"Ohne Hilfskredit-Programm keine Zukunft zu sehen"

Warnung vor neuer Stagnation: Ökonom Panagiotis Petrakis
Interview: Wirtschaftsforscher Petrakis kritisiert die schlecht gestaltete EU-Strategie zur Rettung seines Landes.

2010, zu Beginn der Finanzkrise, hätte man zuerst rasch die griechischen Banken retten müssen, damit auch der Rest des Rettungspakets gelingt, meint im Interview mit dem KURIER der Ökonom Prof. Panagiotis Petrakis.

KURIER: Premier Samaras hat das Ende der Rezession angekündigt. Ist die Krise vorbei?

Panagiotis Petrakis: Diese Erklärung war sehr verfrüht. Im vergangenen April sind wir auf den Markt gegangen und haben dort etwa fünf Milliarden Euro bekommen. Die Lage hat sich aber seit September gedreht. Es gab keinen Grund, das Rettungsprogramm anzuhalten, das normalerweise im März 2016 enden sollte. So haben die Probleme begonnen.

Wie meinen Sie das?

Es gab keine Bewegung im Exportsektor mit Ausnahme im Tourismus. In allen anderen Bereichen gab es keine Anzeichen für eine starke Erholung. Die seriöse Lösung wäre gewesen, das Rettungsprogramm wie vereinbart bis zum Ende durchzuführen.

Wie steht es um die griechische Wirtschaft?

Die wachsende politische Unsicherheit hat viele Griechen veranlasst, die Steuern nicht zu zahlen. Das Defizit hat sich erhöht. Die vorgezogene Wahl hat die Lage verschlimmert. Das wird die wirtschaftliche Erholung um eineinhalb Jahre verzögern.
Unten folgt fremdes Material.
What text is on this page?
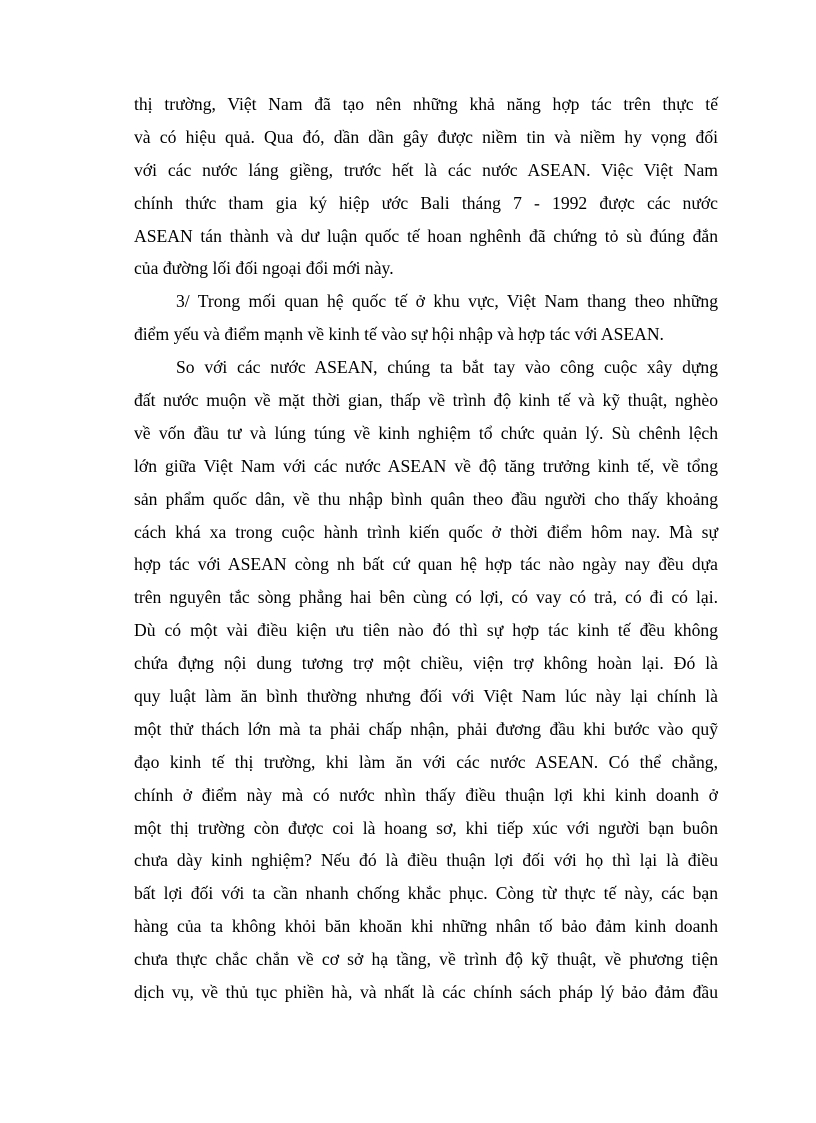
thị trường, Việt Nam đã tạo nên những khả năng hợp tác trên thực tế
và có hiệu quả. Qua đó, dần dần gây được niềm tin và niềm hy vọng đối
với các nước láng giềng, trước hết là các nước ASEAN. Việc Việt Nam
chính thức tham gia ký hiệp ước Bali tháng 7 - 1992 được các nước
ASEAN tán thành và dư luận quốc tế hoan nghênh đã chứng tỏ sù đúng đắn
của đường lối đối ngoại đổi mới này.
3/ Trong mối quan hệ quốc tế ở khu vực, Việt Nam thang theo những
điểm yếu và điểm mạnh về kinh tế vào sự hội nhập và hợp tác với ASEAN.
So với các nước ASEAN, chúng ta bắt tay vào công cuộc xây dựng
đất nước muộn về mặt thời gian, thấp về trình độ kinh tế và kỹ thuật, nghèo
về vốn đầu tư và lúng túng về kinh nghiệm tổ chức quản lý. Sù chênh lệch
lớn giữa Việt Nam với các nước ASEAN về độ tăng trưởng kinh tế, về tổng
sản phẩm quốc dân, về thu nhập bình quân theo đầu người cho thấy khoảng
cách khá xa trong cuộc hành trình kiến quốc ở thời điểm hôm nay. Mà sự
hợp tác với ASEAN còng nh bất cứ quan hệ hợp tác nào ngày nay đều dựa
trên nguyên tắc sòng phẳng hai bên cùng có lợi, có vay có trả, có đi có lại.
Dù có một vài điều kiện ưu tiên nào đó thì sự hợp tác kinh tế đều không
chứa đựng nội dung tương trợ một chiều, viện trợ không hoàn lại. Đó là
quy luật làm ăn bình thường nhưng đối với Việt Nam lúc này lại chính là
một thử thách lớn mà ta phải chấp nhận, phải đương đầu khi bước vào quỹ
đạo kinh tế thị trường, khi làm ăn với các nước ASEAN. Có thể chẳng,
chính ở điểm này mà có nước nhìn thấy điều thuận lợi khi kinh doanh ở
một thị trường còn được coi là hoang sơ, khi tiếp xúc với người bạn buôn
chưa dày kinh nghiệm? Nếu đó là điều thuận lợi đối với họ thì lại là điều
bất lợi đối với ta cần nhanh chống khắc phục. Còng từ thực tế này, các bạn
hàng của ta không khỏi băn khoăn khi những nhân tố bảo đảm kinh doanh
chưa thực chắc chắn về cơ sở hạ tầng, về trình độ kỹ thuật, về phương tiện
dịch vụ, về thủ tục phiền hà, và nhất là các chính sách pháp lý bảo đảm đầu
Griechenland hat mit 25,7 Prozent die höchste Arbeitslosenrate der EU. Wann ändert sich das zum Guten?

Wir müssen uns bis etwa 2019 gedulden, um eine wesentliche Senkung der Arbeitslosenrate zu sehen. Der Grund: Das neue Wachstumsmodell basiert auf Exporten und Investitionen. Ein starker Unterschied zu früher, wo man sich auf Konsumausgaben verlassen hatte. Es wird Jahre dauern, bis das neue Modell standfest wird.

Das klingt nach Kritik am Rettungsprogramm ...

2010 war die Idee, Griechenland und Europa zu retten, nur hat man das sehr schlecht gestaltet und eine gewaltige Rezession produziert. Es ist das selbe Problem, das wir in Europa haben: Wenn man es zulässt, dass die Nachfrage stark sinkt, wird es nachher sehr schwer, die Lage auf den alten Stand zu bringen.

Was hätte man 2010 anders machen sollen?

Innerhalb der ersten sechs Monate hätte man die Banken retten sollen. Das hätte die Haushaltskonsolidierung innerhalb der nächsten fünf Jahre möglich gemacht. Passiert ist etwas anderes: Drei Jahre lang Haushaltskonsolidierung, ohne Banken zu haben.

Ihre Prognose für 2015?

Ohne irgendein Hilfskredit-Programm ist keine Zukunft zu sehen. Wenn der neuen griechischen Regierung nicht schnellstmöglich eine Übereinkunft mit den Kreditgebern gelingt, können wir uns auf eine niedrigere Wachstumsrate einstellen. Mittel- und langfristig bin ich für die griechische Wirtschaft optimistisch.